If we decide it isn’t important to teach children to obey, (which many people believe is “right” today), I see two alternatives.
- We either entirely stop giving directions
- We give directions without expecting obedience, effectively teaching our children that what we say doesn’t matter
Instead, we should find that balance that allows our children on their “elliptical orbit,” giving them autonomy while guiding them in what is right. Allowing them to do what is wrong sends them onto a different course.
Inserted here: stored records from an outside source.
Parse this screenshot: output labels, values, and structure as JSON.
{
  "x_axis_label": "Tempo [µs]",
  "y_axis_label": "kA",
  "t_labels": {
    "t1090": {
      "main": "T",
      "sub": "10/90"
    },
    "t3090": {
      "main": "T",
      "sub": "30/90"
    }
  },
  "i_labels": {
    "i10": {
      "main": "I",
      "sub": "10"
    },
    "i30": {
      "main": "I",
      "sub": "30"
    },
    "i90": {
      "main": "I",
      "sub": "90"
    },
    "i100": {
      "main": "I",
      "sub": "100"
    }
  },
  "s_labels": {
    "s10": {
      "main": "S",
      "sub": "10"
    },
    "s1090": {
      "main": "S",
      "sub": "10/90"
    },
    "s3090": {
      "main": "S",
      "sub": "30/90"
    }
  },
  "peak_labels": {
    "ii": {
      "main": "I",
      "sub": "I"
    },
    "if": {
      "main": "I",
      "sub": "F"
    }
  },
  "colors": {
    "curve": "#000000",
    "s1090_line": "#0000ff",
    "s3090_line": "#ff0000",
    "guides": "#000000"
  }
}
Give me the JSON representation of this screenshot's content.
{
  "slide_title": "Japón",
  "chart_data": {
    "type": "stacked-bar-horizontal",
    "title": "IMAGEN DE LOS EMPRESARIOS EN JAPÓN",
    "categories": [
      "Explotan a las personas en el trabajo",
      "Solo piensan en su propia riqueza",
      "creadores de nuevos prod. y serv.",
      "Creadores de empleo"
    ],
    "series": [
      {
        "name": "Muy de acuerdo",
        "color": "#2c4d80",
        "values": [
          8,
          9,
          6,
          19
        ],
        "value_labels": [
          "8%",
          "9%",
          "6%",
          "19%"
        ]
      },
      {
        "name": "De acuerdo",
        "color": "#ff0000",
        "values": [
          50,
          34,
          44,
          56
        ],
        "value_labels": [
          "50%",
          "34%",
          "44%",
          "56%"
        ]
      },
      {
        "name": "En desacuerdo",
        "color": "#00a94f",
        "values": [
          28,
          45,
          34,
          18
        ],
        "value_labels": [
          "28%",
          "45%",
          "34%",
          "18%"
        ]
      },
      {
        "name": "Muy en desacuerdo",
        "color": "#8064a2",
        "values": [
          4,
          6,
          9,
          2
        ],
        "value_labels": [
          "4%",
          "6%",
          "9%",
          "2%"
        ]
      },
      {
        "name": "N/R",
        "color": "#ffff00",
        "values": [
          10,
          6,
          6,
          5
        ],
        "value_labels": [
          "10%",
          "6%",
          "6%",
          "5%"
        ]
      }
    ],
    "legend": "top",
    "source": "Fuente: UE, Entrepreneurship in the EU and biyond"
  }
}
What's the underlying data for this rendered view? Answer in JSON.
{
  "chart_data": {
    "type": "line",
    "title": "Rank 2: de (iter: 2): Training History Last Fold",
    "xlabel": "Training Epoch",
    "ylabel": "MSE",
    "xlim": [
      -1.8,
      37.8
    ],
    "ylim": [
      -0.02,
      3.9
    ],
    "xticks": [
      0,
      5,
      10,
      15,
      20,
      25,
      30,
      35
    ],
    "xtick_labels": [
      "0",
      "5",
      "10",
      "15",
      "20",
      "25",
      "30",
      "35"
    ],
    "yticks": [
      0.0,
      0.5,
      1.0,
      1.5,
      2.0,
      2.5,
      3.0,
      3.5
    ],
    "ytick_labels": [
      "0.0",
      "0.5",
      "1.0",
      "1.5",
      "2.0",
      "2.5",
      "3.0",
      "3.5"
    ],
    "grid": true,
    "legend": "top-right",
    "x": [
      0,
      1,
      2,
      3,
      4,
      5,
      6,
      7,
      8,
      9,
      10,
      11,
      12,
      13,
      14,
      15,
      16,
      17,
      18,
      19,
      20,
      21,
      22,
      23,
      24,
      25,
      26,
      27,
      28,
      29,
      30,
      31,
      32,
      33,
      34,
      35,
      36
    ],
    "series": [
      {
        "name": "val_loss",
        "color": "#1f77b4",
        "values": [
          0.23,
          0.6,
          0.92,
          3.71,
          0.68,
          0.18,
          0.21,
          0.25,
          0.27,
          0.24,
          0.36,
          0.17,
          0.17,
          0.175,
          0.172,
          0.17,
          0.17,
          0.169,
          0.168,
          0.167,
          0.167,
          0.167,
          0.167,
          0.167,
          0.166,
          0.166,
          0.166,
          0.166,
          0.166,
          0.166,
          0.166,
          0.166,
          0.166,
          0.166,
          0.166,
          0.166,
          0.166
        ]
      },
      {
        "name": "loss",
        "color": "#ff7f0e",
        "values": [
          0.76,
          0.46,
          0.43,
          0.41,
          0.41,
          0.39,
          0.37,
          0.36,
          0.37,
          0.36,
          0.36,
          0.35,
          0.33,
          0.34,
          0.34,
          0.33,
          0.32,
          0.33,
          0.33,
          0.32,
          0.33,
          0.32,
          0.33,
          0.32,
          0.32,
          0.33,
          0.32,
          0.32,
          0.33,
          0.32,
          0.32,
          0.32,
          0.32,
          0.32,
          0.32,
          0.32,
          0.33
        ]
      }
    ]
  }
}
Naughty!’ says the mother, again, when a little hand is thrust into the sugar bowl; and when a pair of roguish eyes seek hers furtively, to measure, as they do unerringly, how far the little pilferer may go. It is very amusing; the mother ‘cannot help laughing’; and the little trespass is allowed to pass: and, what the poor mother has not thought of, an offence, a cause of stumbling, has been cast into the path of her two-year-old child. He has learned already that which is ‘naughty’ may yet be done with some impunity, and he goes on improving his knowledge.” Home Education, pages 14 and 15
If it isn’t practical or possible; if it is exasperating or degrading; if we don’t follow through in seeing that our directions are followed; these things allow our children to sin. We have to be careful here, too, the directions we give our children are developmentally appropriate. Our expectations have to fit in with what’s physically, emotionally, and cognitively possible for children.
Here are the indisputable facts: that the development of children in mind and body follows certain laws; that unless these laws are in some degree conformed to by parents, death is inevitable; that unless they are in a great degree conformed to, and that only when they are completely conformed to, can a perfect maturity be reached. Judge, then, whether all who may one day be parents should not strive with some anxiety to learn what these laws are.” Home Education, pages 3 and 4
I haven’t struck this balance yet. This beautiful ordered freedom would be such a blessing in my home. But I can continue to keep working on it by getting to know each of my children’s needs and establishing a few well-thought-out boundaries before the big issues arise.